Today is Carer’s Rights Day. It brings to mind the wise words of Eleanor Roosevelt, one of the drafters of the 1948 Universal Declaration of Human Rights: “where after all do universal rights begin…in small places close to home.” Human rights can help shine a light on the hidden world of unpaid carers, those family members, friends and neighbours who work tirelessly to care for some of the most vulnerable members of our community.
Why human rights matter to carers
Human rights are universal, they belong to everyone, this means people in need of care and those providing the care, Set down in laws like our Human Rights Act 1998 (HRA), they remind us that there are legal obligations to treat people with dignity, respect and fairness. The HRA is there as a vital safety net to protect people from neglect and abuse, and to empower them to make choices about their lives.
The right to respect for private and family life under the HRA (“Article 8), for example, can be important for carers and those receiving care. This right protects physical and mental well-being and being able to develop relationships and participate in community life. It can help people challenge and negotiate the adequacy of care arrangements, involve people in decisions about care options, and help people to live fulfilling and active lives.
Sadly, many carers are not aware of their rights or do not feel confident advocating for them. BIHR has been working with n-compass, an advocacy group in North West England, with a focus on the rights of carers. A consultation with local carers showed:
- 45% of respondents felt that human rights are very important or important to their caring role.
- Less than 30% felt confident that they knew what their rights were.
- Only 15% felt confident in advocating for the rights of those they care for.
This revealed that many carers are missing out on vital support because they lack knowledge and confidence to know and secure their human rights. Essentially, lacking an important tool to help ensure their life, dignity and self-respect are protected.
A little bit of knowledge can go a long way
Knowing about human rights is an important first step in protecting them. Carers often come into contact with a range of professionals and bodies, from social services to health providers, all of whom have legal obligations under the HRA. It can be empowering for carers know they and the people they care for have rights and that public bodies have duties. This means dealing with public bodies is about ensuring the basics are in place rather than asking for a “hand-out” or a “favour”. As well as building confidence, this shift from charity to rights can also help find solutions to the challenges carers face. It can help ensure their rights and those of the people they care for are respected and protected.
Anna had multiple sclerosis and a 13-year-old son, David.

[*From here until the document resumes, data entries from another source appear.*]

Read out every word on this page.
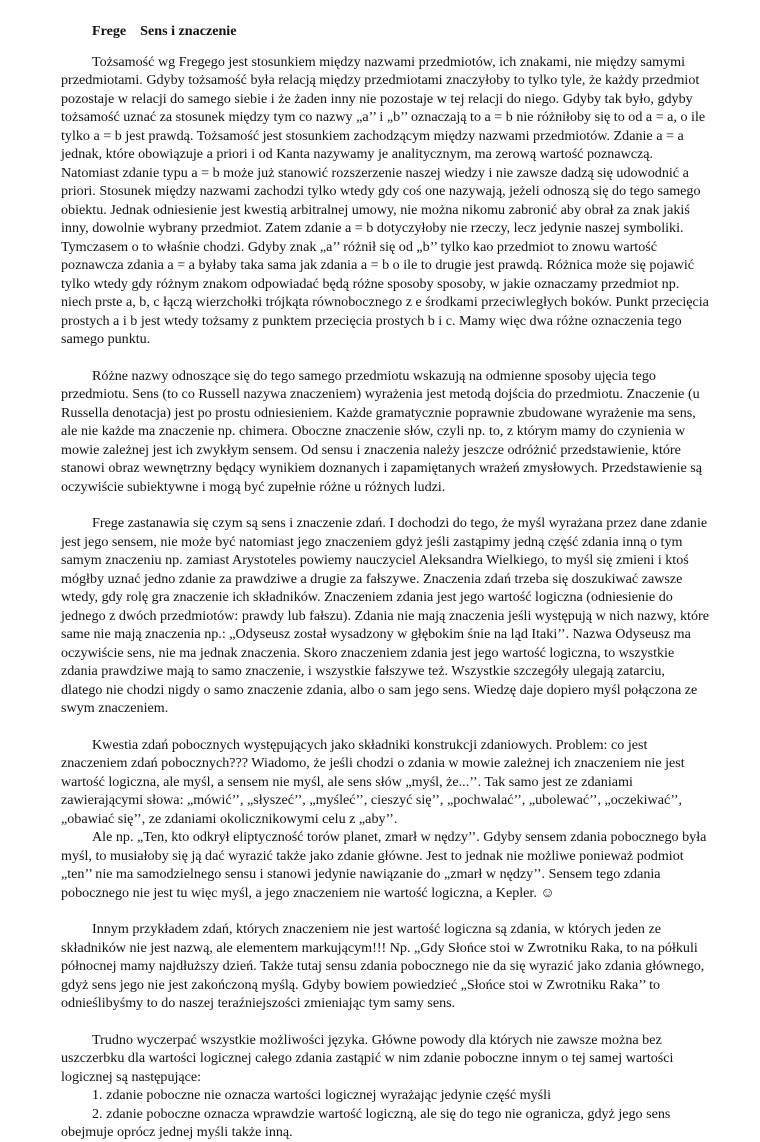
Frege Sens i znaczenie

Tożsamość wg Fregego jest stosunkiem między nazwami przedmiotów, ich znakami, nie między samymi przedmiotami. Gdyby tożsamość była relacją między przedmiotami znaczyłoby to tylko tyle, że każdy przedmiot pozostaje w relacji do samego siebie i że żaden inny nie pozostaje w tej relacji do niego. Gdyby tak było, gdyby tożsamość uznać za stosunek między tym co nazwy „a’’ i „b’’ oznaczają to a = b nie różniłoby się to od a = a, o ile tylko a = b jest prawdą. Tożsamość jest stosunkiem zachodzącym między nazwami przedmiotów. Zdanie a = a jednak, które obowiązuje a priori i od Kanta nazywamy je analitycznym, ma zerową wartość poznawczą. Natomiast zdanie typu a = b może już stanowić rozszerzenie naszej wiedzy i nie zawsze dadzą się udowodnić a priori. Stosunek między nazwami zachodzi tylko wtedy gdy coś one nazywają, jeżeli odnoszą się do tego samego obiektu. Jednak odniesienie jest kwestią arbitralnej umowy, nie można nikomu zabronić aby obrał za znak jakiś inny, dowolnie wybrany przedmiot. Zatem zdanie a = b dotyczyłoby nie rzeczy, lecz jedynie naszej symboliki. Tymczasem o to właśnie chodzi. Gdyby znak „a’’ różnił się od „b’’ tylko kao przedmiot to znowu wartość poznawcza zdania a = a byłaby taka sama jak zdania a = b o ile to drugie jest prawdą. Różnica może się pojawić tylko wtedy gdy różnym znakom odpowiadać będą różne sposoby sposoby, w jakie oznaczamy przedmiot np. niech prste a, b, c łączą wierzchołki trójkąta równobocznego z e środkami przeciwległych boków. Punkt przecięcia prostych a i b jest wtedy tożsamy z punktem przecięcia prostych b i c. Mamy więc dwa różne oznaczenia tego samego punktu.

Różne nazwy odnoszące się do tego samego przedmiotu wskazują na odmienne sposoby ujęcia tego przedmiotu. Sens (to co Russell nazywa znaczeniem) wyrażenia jest metodą dojścia do przedmiotu. Znaczenie (u Russella denotacja) jest po prostu odniesieniem. Każde gramatycznie poprawnie zbudowane wyrażenie ma sens, ale nie każde ma znaczenie np. chimera. Oboczne znaczenie słów, czyli np. to, z którym mamy do czynienia w mowie zależnej jest ich zwykłym sensem. Od sensu i znaczenia należy jeszcze odróżnić przedstawienie, które stanowi obraz wewnętrzny będący wynikiem doznanych i zapamiętanych wrażeń zmysłowych. Przedstawienie są oczywiście subiektywne i mogą być zupełnie różne u różnych ludzi.

Frege zastanawia się czym są sens i znaczenie zdań. I dochodzi do tego, że myśl wyrażana przez dane zdanie jest jego sensem, nie może być natomiast jego znaczeniem gdyż jeśli zastąpimy jedną część zdania inną o tym samym znaczeniu np. zamiast Arystoteles powiemy nauczyciel Aleksandra Wielkiego, to myśl się zmieni i ktoś mógłby uznać jedno zdanie za prawdziwe a drugie za fałszywe. Znaczenia zdań trzeba się doszukiwać zawsze wtedy, gdy rolę gra znaczenie ich składników. Znaczeniem zdania jest jego wartość logiczna (odniesienie do jednego z dwóch przedmiotów: prawdy lub fałszu). Zdania nie mają znaczenia jeśli występują w nich nazwy, które same nie mają znaczenia np.: „Odyseusz został wysadzony w głębokim śnie na ląd Itaki’’. Nazwa Odyseusz ma oczywiście sens, nie ma jednak znaczenia. Skoro znaczeniem zdania jest jego wartość logiczna, to wszystkie zdania prawdziwe mają to samo znaczenie, i wszystkie fałszywe też. Wszystkie szczegóły ulegają zatarciu, dlatego nie chodzi nigdy o samo znaczenie zdania, albo o sam jego sens. Wiedzę daje dopiero myśl połączona ze swym znaczeniem.

Kwestia zdań pobocznych występujących jako składniki konstrukcji zdaniowych. Problem: co jest znaczeniem zdań pobocznych??? Wiadomo, że jeśli chodzi o zdania w mowie zależnej ich znaczeniem nie jest wartość logiczna, ale myśl, a sensem nie myśl, ale sens słów „myśl, że...’’. Tak samo jest ze zdaniami zawierającymi słowa: „mówić’’, „słyszeć’’, „myśleć’’, cieszyć się’’, „pochwalać’’, „ubolewać’’, „oczekiwać’’, „obawiać się’’, ze zdaniami okolicznikowymi celu z „aby’’.

Ale np. „Ten, kto odkrył eliptyczność torów planet, zmarł w nędzy’’. Gdyby sensem zdania pobocznego była myśl, to musiałoby się ją dać wyrazić także jako zdanie główne. Jest to jednak nie możliwe ponieważ podmiot „ten’’ nie ma samodzielnego sensu i stanowi jedynie nawiązanie do „zmarł w nędzy’’. Sensem tego zdania pobocznego nie jest tu więc myśl, a jego znaczeniem nie wartość logiczna, a Kepler. ☺

Innym przykładem zdań, których znaczeniem nie jest wartość logiczna są zdania, w których jeden ze składników nie jest nazwą, ale elementem markującym!!! Np. „Gdy Słońce stoi w Zwrotniku Raka, to na półkuli północnej mamy najdłuższy dzień. Także tutaj sensu zdania pobocznego nie da się wyrazić jako zdania głównego, gdyż sens jego nie jest zakończoną myślą. Gdyby bowiem powiedzieć „Słońce stoi w Zwrotniku Raka’’ to odnieślibyśmy to do naszej teraźniejszości zmieniając tym samy sens.

Trudno wyczerpać wszystkie możliwości języka. Główne powody dla których nie zawsze można bez uszczerbku dla wartości logicznej całego zdania zastąpić w nim zdanie poboczne innym o tej samej wartości logicznej są następujące:

1. zdanie poboczne nie oznacza wartości logicznej wyrażając jedynie część myśli
2. zdanie poboczne oznacza wprawdzie wartość logiczną, ale się do tego nie ogranicza, gdyż jego sens obejmuje oprócz jednej myśli także inną.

David had Down’s syndrome and disruptive behaviour disorders. He had a long history of self-harming and violent attacks on his family. The family received some very limited respite care, but had not had any support in putting in place a behaviour management programme for David despite repeated requests. As a result, David had not been out of the family home for the whole of the summer break. Anna was extremely concerned that David was going to harm himself or a member of the family. The Down’s Syndrome Association wrote to the local authority asking whether the family’s right to respect for private and family life had been properly considered. They argued that the lack of support to manage David’s behaviour risked infringing both Anna’s and David’s right to participate in social and community life, as neither could access essential economic, social, cultural and recreational activities. Within two weeks David’s respite care was increased, he was referred to the local behaviour team for assessment and support and his parents were offered the opportunity to receive training on safe methods of restraint and behaviour management.
So let’s spread the word
Last month BIHR launched “Your Human Rights: A Pocket Guide for Carers”, developed in partnership with n:compass following our consultation with local carers. The Pocket Guide explains how human rights, particularly those in the Human Rights Act, are relevant to carers and those receiving their care. Carers Rights Day is an opportunity to get this information out to carers to make sure that they feel confident about their rights and the rights of their loved ones.
So don’t delay! You can share the Pocket Guide – tweet it, link to it on your website, include it in your newsletters, email it to your networks, download and distribute it. Let us know what you think, your feedback makes our Guides more useful and helps us to show funders why it is important to keep supporting these publications. BIHR has some limited hardcopies contact us on firstname.lastname@example.org for more information. Do also check out the Carer’s Rights Day webpages from Carer’s UK which has lots of useful information that can be promoted in similar ways.
Use it so we don’t lose it
Unfortunately political and media debates about the Human Rights Act are often quite negative, rarely telling the stories about how the HRA can make a difference to people in their everyday lives. When things go wrong the HRA can be a vital safety net, protecting us all in our most vulnerable moments. The HRA can also empower all people, including carers, to live fulfilling and dignified lives.
Human Rights can be a bit like good health. We don’t know how much we appreciate it until it’s gone. So now is the time to make sure we are using the law, raising awareness about it, and building more evidence for why human rights are important.